Josh Bersin’s HR Trends 2020 concurs stating this aspect of total talent “gives the business more ability and lets the company find internal skills without the high cost of recruiting talent with specialized skills and knowledge.” The challenge will be a new way of leading in 2020 and beyond. No longer will “functional ownership” of resources apply. These workers will truly move from gig to gig, forcing leaders to break away from the traditional, top-down resource management styles into an agile method of managing their businesses and resources.
This is important considering that — according to Deloitte’s Human Capital Trends — an astonishing 65% of workers said it was easier to find a job outside their companies than inside. Considering a true gig work style for employees within a company is, in my view, an important emerging component of a successful total talent management strategy.
What Now?
Business and talent leaders are struggling to balance the demands associated with recruiting highly specialized skillsets while finding ways to motivate, engage, and upskill workers through innovative tools that promote a learning culture tied to business results. Yet, even in 2020, as IBM research underscores, only 41% of organizations have the people skills and resources required to execute their business strategy. Further, only 38% of CHRO’s say their organizations should retrain or reskill workers impacted by AI technology.

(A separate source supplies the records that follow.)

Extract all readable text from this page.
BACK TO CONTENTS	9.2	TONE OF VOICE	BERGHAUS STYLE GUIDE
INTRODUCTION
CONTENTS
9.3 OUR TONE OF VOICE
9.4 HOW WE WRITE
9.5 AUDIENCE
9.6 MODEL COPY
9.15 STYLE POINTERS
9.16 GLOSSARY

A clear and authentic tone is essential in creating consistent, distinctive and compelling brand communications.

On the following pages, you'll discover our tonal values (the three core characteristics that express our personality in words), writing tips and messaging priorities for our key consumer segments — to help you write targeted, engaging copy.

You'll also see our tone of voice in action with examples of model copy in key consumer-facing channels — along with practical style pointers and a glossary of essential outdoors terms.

The principles of total talent management are critical for aligning current and future business strategy with talent strategy, enabling fluid talent acquisition and management across all labor categories, and establishing sustainable engagement models that drive organizational performance in this time of Business as Unusual. The hard part is recognizing that the time for holistic change is now.
To recap, here are what I firmly believe are the key drivers for achieving a successful total talent management approach in 2020 and beyond.
Establish a cross-functional, collaborative, joint talent governance structure comprised of HR, Talent Acquisition, Finance, Legal, Procurement, IT, and Business executives that creates a set of operating principles, defines the talent strategy, ratifies investments, mitigates risk, and drives performance.
Create a sustainable talent strategy that embraces the value of all labor categories, inclusive of full-time, contingent, gig, and machines, to drive business results.
Embrace the gig workstyle. Build relationships with and engage gig platforms that deploy workers with highly specialized skills that are not available within your company. Launch a complementary internal “gig marketplace” that delivers on projects with speed, promotes skill development, and builds a key brand differentiator.
Assess opportunities to close technology and data gaps resulting from disparate systems and job taxonomies. Promote business performance and data transparency through shared insights using experts who can mine data across multiple platforms using AI-enabled tools. These resources should report into the formal governance structure, ensuring an agnostic approach in the best interests of the company — not a specific business function or labor category.
Assess up/reskilling programs for existing workers as a strategic alternative to finding new external talent.
Identify partner organizations (i.e., AI tools, up/reskilling programs, gig platforms, etc.) who have created capability and can deliver data, insights, and programs that accelerate the rate of change and strategy adoption.